The editors of the Chicago Tribune note that nobody really knows what impact ObamaCare will have on insurance costs in Illinois:

But the fact is that, five days before the launch of this massively ambitious redesign of national health care, the insurance policies to be offered in Illinois are still a mystery.

Copays? Deductibles? Premiums? Still a mystery.

Will your doctor and your hospital be included in the insurance networks? Still a mystery.

State officials assured us those details will be cleared up on Oct. 1, when the Illinois health care exchange opens for business. We hope so. But the officials also told us that federal regulators still haven’t quite finished tweaking the plans and rates. That’s probably why insurers we contacted this week couldn’t answer our most basic question — will people pay more or less for insurance than they do now?

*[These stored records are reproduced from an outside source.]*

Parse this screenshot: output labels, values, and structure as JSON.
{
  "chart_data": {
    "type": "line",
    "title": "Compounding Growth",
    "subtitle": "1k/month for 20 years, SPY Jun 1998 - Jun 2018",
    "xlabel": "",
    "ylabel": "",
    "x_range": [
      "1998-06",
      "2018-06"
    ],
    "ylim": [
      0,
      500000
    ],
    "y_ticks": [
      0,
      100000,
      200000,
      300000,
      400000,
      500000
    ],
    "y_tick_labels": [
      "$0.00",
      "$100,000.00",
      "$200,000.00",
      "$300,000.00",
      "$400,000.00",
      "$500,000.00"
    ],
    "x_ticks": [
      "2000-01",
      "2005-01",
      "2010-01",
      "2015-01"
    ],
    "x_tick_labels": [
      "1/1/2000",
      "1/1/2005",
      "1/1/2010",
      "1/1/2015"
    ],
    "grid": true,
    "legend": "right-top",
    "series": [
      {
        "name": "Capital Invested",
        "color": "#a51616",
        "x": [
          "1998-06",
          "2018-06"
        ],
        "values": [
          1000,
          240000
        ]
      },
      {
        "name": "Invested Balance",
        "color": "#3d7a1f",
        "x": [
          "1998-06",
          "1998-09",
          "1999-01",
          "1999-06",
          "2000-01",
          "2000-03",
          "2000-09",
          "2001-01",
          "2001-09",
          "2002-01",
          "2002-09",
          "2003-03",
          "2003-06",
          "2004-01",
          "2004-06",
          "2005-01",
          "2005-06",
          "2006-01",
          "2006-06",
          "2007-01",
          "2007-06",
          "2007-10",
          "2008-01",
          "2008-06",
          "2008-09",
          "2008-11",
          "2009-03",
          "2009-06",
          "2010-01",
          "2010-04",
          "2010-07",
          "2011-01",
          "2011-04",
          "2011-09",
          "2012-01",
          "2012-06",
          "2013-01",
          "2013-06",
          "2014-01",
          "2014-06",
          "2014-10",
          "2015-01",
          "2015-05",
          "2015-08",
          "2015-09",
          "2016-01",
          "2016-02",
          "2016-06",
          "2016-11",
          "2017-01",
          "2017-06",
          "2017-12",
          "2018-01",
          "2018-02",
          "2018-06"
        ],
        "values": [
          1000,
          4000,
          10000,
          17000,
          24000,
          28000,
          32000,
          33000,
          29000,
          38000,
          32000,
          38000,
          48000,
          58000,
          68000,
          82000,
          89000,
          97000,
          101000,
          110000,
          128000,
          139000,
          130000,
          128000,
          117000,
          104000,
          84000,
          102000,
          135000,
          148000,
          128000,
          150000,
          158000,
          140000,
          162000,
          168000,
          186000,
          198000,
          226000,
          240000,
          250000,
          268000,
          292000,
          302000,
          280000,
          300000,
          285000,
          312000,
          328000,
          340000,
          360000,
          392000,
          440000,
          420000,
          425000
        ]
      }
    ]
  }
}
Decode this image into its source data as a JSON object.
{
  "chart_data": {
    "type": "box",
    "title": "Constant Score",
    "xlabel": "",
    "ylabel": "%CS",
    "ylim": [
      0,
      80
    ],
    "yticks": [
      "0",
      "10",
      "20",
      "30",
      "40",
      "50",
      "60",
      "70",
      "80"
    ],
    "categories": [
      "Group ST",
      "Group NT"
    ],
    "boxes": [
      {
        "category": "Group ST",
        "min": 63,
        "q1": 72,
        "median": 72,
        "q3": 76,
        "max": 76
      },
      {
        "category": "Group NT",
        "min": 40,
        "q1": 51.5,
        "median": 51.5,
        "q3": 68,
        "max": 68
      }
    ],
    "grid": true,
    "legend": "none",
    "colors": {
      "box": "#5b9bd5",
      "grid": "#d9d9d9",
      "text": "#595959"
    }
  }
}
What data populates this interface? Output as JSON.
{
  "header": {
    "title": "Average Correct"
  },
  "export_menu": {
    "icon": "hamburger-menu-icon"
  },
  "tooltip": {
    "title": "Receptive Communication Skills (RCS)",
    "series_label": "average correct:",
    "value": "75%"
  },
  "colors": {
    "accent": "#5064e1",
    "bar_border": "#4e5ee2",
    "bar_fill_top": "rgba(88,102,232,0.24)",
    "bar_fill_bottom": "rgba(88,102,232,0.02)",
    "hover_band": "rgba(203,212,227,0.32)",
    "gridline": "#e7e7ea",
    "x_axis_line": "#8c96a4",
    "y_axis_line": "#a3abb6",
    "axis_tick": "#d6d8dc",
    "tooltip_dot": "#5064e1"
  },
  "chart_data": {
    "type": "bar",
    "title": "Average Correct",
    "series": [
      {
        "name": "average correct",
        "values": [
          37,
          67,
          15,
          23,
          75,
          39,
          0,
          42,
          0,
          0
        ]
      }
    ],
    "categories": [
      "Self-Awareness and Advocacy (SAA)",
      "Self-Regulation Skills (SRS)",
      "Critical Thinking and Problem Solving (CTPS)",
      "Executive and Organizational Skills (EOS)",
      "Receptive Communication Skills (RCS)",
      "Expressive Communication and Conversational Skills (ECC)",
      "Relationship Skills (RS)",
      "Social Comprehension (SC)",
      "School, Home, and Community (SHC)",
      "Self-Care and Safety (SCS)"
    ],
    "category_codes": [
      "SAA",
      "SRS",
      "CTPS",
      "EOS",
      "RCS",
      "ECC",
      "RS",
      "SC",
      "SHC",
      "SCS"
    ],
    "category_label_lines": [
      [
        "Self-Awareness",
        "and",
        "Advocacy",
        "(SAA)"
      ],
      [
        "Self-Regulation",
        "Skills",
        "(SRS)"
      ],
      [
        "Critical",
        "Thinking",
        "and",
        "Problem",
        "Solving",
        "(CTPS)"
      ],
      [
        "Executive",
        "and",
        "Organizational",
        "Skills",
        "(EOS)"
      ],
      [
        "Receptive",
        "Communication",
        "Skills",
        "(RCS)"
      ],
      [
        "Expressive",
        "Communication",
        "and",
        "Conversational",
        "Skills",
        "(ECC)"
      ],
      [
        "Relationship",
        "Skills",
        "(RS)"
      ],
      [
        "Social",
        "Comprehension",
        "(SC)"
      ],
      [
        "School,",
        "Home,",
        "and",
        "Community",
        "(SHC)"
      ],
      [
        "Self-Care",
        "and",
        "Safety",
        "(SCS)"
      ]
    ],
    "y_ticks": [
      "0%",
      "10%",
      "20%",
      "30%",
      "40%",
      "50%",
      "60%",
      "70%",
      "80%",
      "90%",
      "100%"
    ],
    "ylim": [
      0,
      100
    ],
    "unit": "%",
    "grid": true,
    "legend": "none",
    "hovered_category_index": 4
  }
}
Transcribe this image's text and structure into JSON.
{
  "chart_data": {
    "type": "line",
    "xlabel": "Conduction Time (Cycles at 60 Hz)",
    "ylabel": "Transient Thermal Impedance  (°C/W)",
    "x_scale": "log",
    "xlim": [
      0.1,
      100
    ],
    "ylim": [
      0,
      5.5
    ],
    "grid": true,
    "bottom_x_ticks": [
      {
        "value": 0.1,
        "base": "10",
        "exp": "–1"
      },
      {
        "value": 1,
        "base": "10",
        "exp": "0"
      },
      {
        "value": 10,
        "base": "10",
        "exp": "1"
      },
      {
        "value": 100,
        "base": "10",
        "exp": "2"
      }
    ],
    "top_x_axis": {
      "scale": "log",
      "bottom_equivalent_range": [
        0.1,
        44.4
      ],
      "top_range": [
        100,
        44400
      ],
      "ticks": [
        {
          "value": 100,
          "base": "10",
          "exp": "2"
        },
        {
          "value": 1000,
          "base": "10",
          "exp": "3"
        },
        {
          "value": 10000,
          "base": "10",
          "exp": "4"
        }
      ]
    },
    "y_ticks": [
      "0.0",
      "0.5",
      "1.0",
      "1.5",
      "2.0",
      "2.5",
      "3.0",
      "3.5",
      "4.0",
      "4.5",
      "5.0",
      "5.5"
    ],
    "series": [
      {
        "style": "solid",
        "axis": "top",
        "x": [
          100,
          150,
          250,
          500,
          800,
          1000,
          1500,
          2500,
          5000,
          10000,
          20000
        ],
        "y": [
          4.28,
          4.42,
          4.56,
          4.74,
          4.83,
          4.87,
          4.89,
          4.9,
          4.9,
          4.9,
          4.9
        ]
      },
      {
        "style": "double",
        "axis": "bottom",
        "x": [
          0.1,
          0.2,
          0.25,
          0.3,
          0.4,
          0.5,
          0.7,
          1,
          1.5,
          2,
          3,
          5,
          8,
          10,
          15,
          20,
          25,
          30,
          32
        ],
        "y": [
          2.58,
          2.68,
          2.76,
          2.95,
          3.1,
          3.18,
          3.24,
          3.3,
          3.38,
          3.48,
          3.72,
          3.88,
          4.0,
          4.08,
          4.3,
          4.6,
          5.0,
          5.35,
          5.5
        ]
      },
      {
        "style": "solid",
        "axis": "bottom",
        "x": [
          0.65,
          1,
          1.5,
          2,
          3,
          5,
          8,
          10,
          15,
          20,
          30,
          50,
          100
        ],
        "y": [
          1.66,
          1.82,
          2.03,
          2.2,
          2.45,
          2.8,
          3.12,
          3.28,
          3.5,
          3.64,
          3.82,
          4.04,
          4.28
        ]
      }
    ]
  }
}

We do know that the dizzying number of plans and their costs will differ dramatically depending on where you live in the state. Apparently, there’s more competition in Chicago so Chicago has cheaper healthcare. If that’s the case “slim networks”, limiting competition, would seem to be a perverse approach.

They conclude:

Our best advice for Obamacare consumers is: Caveat emptor. Watch for insurance plans that hold down premium prices by restricting the choices of doctors and hospitals available to customers. Insurers “passed over major medical centers in Chicago” and elsewhere in an effort to tamp down costs, according to a new report from the Health Research Institute of PricewaterhouseCoopers, the consulting firm. That’s a way for insurers to squeeze bigger discounts out of doctors and hospitals.

The state promises to have 1,200 “navigators” available to help guide people through the maze. We’d like to tell you the phone number or website to reach them but … that’s still a mystery.